Scholar and activist Keeanga-Yamahtta Taylor to deliver W.E.B. Du Bois Memorial Lecture
This event has been postponed because of weather.
GREAT BARRINGTON — The invitation to bear the torch of the wisdom and words of W.E.B. Du Bois is neither for the thin-skinned, the meek nor the passive. Which is why Sara Mugridge is confident that Keeanga-Yamahtta Taylor can and will hold her own Tuesday as Taylor delivers the 23rd W.E.B. Du Bois Memorial Lecture at Bard College at Simon's Rock.
Taylor is an activist, scholar and author of the Lannan Cultural Freedom Prize-winning book, "From #BlackLivesMatter to Black Liberation." She has also taught as assistant professor in the Department of African American Studies at Princeton University.
"Hers is one of the clearest, most brilliant voices out there right now calling for action informed by deep historical analysis, and articulating the need for coalition-building that never compromises resolve or loses sight of the goal of human liberation," said Mugridge, academic transitions adviser at Simon's Rock. "Dr. Taylor, like Dr. Du Bois, is very much an `activist-scholar' whose research, teaching, and mobilizing are committed to, and inspire action toward, racial and gender equity and economic justice for all."
Mugridge volunteers with Multicultural BRIDGE and the Du Bois Legacy Festival, which is sponsoring Tuesday night's lecture.
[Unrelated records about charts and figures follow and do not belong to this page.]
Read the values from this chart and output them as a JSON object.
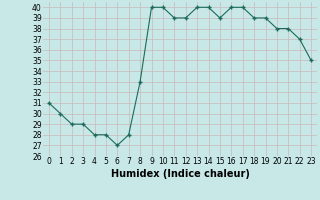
{
  "x": [
    0,
    1,
    2,
    3,
    4,
    5,
    6,
    7,
    8,
    9,
    10,
    11,
    12,
    13,
    14,
    15,
    16,
    17,
    18,
    19,
    20,
    21,
    22,
    23
  ],
  "y": [
    31,
    30,
    29,
    29,
    28,
    28,
    27,
    28,
    33,
    40,
    40,
    39,
    39,
    40,
    40,
    39,
    40,
    40,
    39,
    39,
    38,
    38,
    37,
    35
  ],
  "line_color": "#1a6b5a",
  "marker_color": "#1a6b5a",
  "bg_color": "#c8e8e8",
  "grid_color": "#c8b8b8",
  "xlabel": "Humidex (Indice chaleur)",
  "ylim": [
    26,
    40.5
  ],
  "xlim": [
    -0.5,
    23.5
  ],
  "yticks": [
    26,
    27,
    28,
    29,
    30,
    31,
    32,
    33,
    34,
    35,
    36,
    37,
    38,
    39,
    40
  ],
  "xticks": [
    0,
    1,
    2,
    3,
    4,
    5,
    6,
    7,
    8,
    9,
    10,
    11,
    12,
    13,
    14,
    15,
    16,
    17,
    18,
    19,
    20,
    21,
    22,
    23
  ],
  "tick_fontsize": 5.5,
  "xlabel_fontsize": 7.0
}
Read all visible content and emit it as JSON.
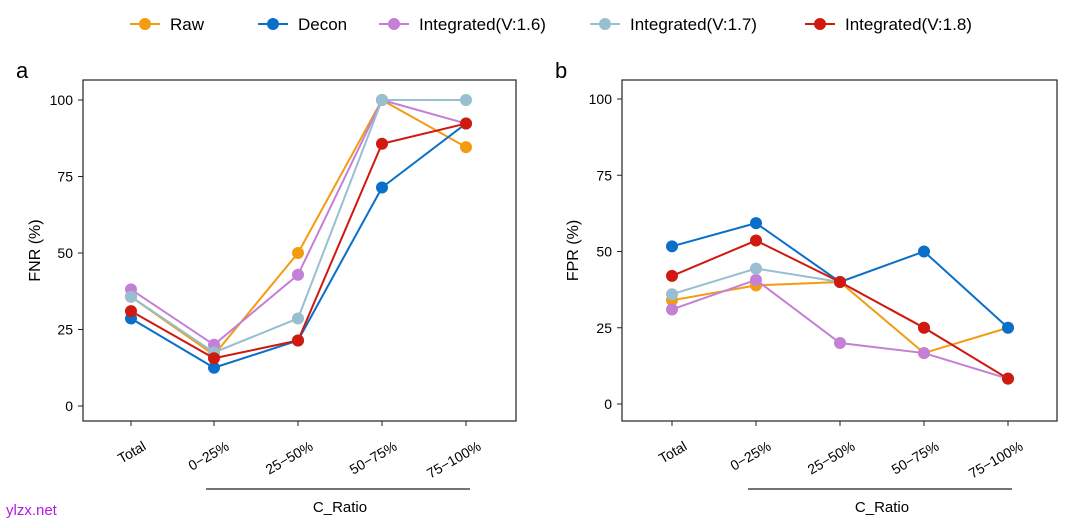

She's also had the opportunity to hear Taylor speak in person.
Taylor received death threats after delivering her 2017 commencement speech at Hampshire College in Amherst, where she referred to President Donald Trump as a "racist, sexist megalomaniac."
She also told the graduating students: "This is not just about partisan battles over whether 'race or class' decided the presidential election; rather, it is recognizing, simply, that the political and economic status quo have failed, over and over again, to deliver a better way for the vast majority of people in this country. For too long, civility and good manners in electoral politics have passed as effective governance, hiding the mundane, daily struggles of ordinary people."
She went on to list those struggles, including the opioid crisis, racism, poverty, gun violence and wage disparities.
Despite criticism, Hampshire administration and students stood by their speaker.
Her talk at Bard College at Simon's Rock, "Building Black Lives Matter in the Trump Era," begins at 7 p.m. in the college's Daniel Arts Center, and will be followed by a book signing.
Mugridge said the writing and work of both Taylor and Du Bois are testament as to why two years ago the college formed a Council for Equity and Inclusion, led by Dean Eden-Renee Hayes, a psychology professor.
"This is long-term work in building relationships and creating solidarity within our community," Mugridge said.
Established in 1996, the W.E.B. Du Bois Memorial Lecture is given each year by a distinguished individual whose own achievements carry on the legacy of Du Bois, with recent visitors including David Levering Lewis, Lorene Cary, John Edgar Wideman, Sonia Sanchez and Penelope Andrews.